Şimdi ne zaman Kürtçe müzik dinlesem kendimi bulurum bir parça içinde. Neden mi? Çünkü annemin ninnileri, ağıtları; babamın masalları ve çocukluğumun yaşanmamışlıkları gelir aklıma. Ruhumun bir yerlerine değinir kısaca. O benim dilim. Kendimi ifade edişimdir benim. İster bir aşk türküsü, ister bir ağıtımsı ezgi ya da ülke toprak sevgisini anlatan bir türkü olsun. Dedim ya hepsi dokunur ruhumun bir yerlerine. Şimdi Türk, Arap, ya da Fars olsun, gelip çalıştığı, ekmeğini yediği halkın dilini öğrenme zahmetine girmiyor. Bunu aslında çok aşağılıkça buluyorum.
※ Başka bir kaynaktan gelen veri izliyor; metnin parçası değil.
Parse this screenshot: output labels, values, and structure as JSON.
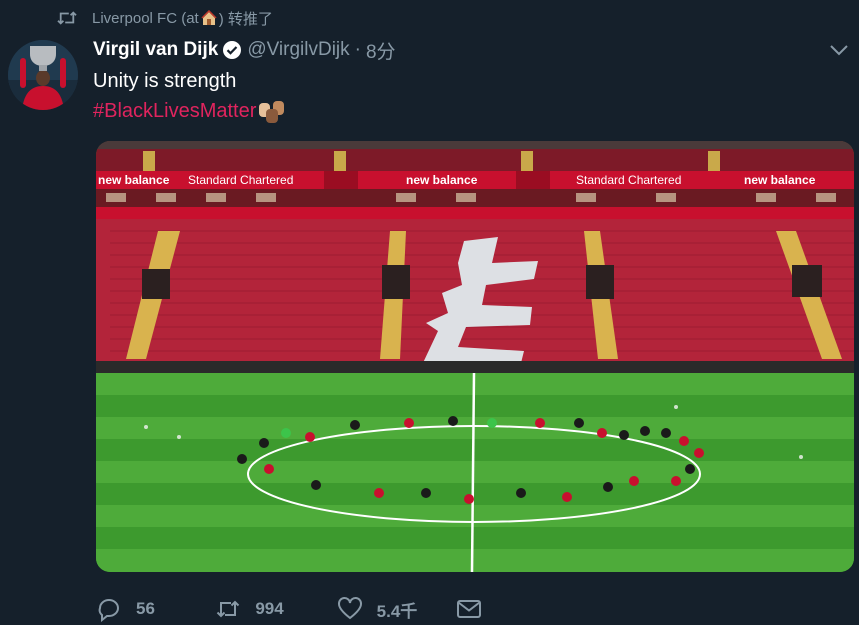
{
  "retweet": {
    "account": "Liverpool FC (at",
    "suffix": ") 转推了"
  },
  "tweet": {
    "author_name": "Virgil van Dijk",
    "handle": "@VirgilvDijk",
    "separator": "·",
    "time": "8分",
    "text": "Unity is strength",
    "hashtag": "#BlackLivesMatter"
  },
  "media": {
    "banners": [
      "new balance",
      "Standard Chartered",
      "new balance",
      "Standard Chartered",
      "new balance"
    ]
  },
  "actions": {
    "replies": "56",
    "retweets": "994",
    "likes": "5.4千"
  },
  "colors": {
    "background": "#15202b",
    "muted_text": "#8899a6",
    "hashtag": "#e0245e",
    "verified": "#ffffff",
    "pitch": "#3d9a2e",
    "stand": "#b3243a"
  },
  "icons": [
    "retweet-icon",
    "house-icon",
    "verified-badge-icon",
    "chevron-down-icon",
    "fist-icon",
    "reply-icon",
    "heart-icon",
    "mail-icon"
  ]
}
Kendisini büyük ve üstün görüyor. Bu pervasızlığı hala Kürtleri kendi malı olarak görme yaklaşımından öte nedir ki?
Kürdistan bölgesinde çalışan Batılılar, özelde Amerikalılar, hızla Kürtçe öğreniyorlar. Hangi amaçla gelmiş olurlarsa olsunlar, bir halkla bütünleşmenin ya da kendi amacını orada gerçekleştirmenin yegâne yolu o halkın dilini öğrenmektir. Bunun altında ne yatarsa yatsın, amacı çok farklıda olabilir ama sana ve diline, kültürüne saygı duyuyor, bunun gereği olarak en başta da dilini öğreniyor…
Şu devletin, bu devletin Kürdü olduğumuz için kendilerine tabi görürler bizleri ancak biz ne zaman kendi ülkemizin güzel Kürdistan’ımızın Kürdü olursak O zaman ülkemize iş için gelen her kişi ya Kürtçe öğrenecek ya da Kürtçe bilen tercüman gezdirecektir.
Kürdistan devletinin kürdü olmak düşüncesi dahi cezbedici… Bu makalede yer alan fikirler yazara aittir ve Nerina Azad'ın editöryal politikasını yansıtmayabilir.